In response to your article on raising the weir at the above location the whole issue of water supplies is more complex than just dealing with the weir.
Water supply in the CVRD feeds water to many areas through the public water supply/water mains. In those areas served by water supply infrastructure homeowners get the benefit of lower insurance rates to a perceived lowering of the fire risk where properties are protected.
New developments in certain areas not served by the existing water infrastructure have to either provide private water supplies or can offset fire risk by providing automatic sprinklers in each building. Depending on the available fire service response it may or may not justify the provision of fire hydrants.
While all distribution piping is fed from Lake Cowichan, some areas have to compensate by providing their own infrastructure. Due to shortage of water and/or infrastructure in some areas- particularly where development is occurring on the boundaries of the municipality such as in Union Bay- more reliance is being placed on tank storage. For instance, we are using 5000- gallon tanks in lieu of mains-fed hydrants where infrastructure does not exist or where there are significant challenges connecting to the existing water supply system. This is an alternative approach to qualify homeowners for insurance rate reductions.

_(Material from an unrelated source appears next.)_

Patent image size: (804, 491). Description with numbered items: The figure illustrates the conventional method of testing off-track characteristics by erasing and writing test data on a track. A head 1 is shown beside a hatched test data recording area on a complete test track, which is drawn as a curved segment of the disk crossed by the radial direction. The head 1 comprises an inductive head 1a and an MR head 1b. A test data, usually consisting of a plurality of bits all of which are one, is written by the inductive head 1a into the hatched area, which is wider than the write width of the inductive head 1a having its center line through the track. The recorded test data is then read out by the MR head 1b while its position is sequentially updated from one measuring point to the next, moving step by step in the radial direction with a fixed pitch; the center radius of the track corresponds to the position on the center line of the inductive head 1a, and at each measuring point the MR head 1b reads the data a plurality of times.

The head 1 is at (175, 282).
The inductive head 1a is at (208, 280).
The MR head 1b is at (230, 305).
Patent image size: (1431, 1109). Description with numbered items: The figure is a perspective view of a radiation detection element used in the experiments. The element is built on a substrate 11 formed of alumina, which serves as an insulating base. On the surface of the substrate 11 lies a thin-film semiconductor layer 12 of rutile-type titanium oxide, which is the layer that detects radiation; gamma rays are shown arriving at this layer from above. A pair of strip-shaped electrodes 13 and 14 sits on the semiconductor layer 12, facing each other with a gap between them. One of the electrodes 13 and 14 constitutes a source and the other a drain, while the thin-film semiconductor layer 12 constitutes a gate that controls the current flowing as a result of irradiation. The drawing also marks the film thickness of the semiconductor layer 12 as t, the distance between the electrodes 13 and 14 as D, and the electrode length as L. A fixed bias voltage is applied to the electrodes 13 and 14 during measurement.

Pressures on the system are increasing due to climate change, long and dryer summers as well as other factors. However, there is a surfeit of water in the winter. While increasing the capacity of water in Lake Cowichan will mitigate the potential problem of continuity of the supply in summer, this is a short-term solution. The extended dry periods in the summer suggest that secondary storage may be required in the long term. This would mean pumping excess water in the winter into an adjoining valley. Mosaic are well -equipped to assess this option.
This supply would then be brought on stream to maintain the water levels constant rather reliance on a higher weir to improve storage capacity. The pumping capacity and valve controls required to bring a second supply on stream would be relatively conventional and all fully automatic. This would also reduce dependence of the Crofton Mill on the Lake Cowichan Lake level.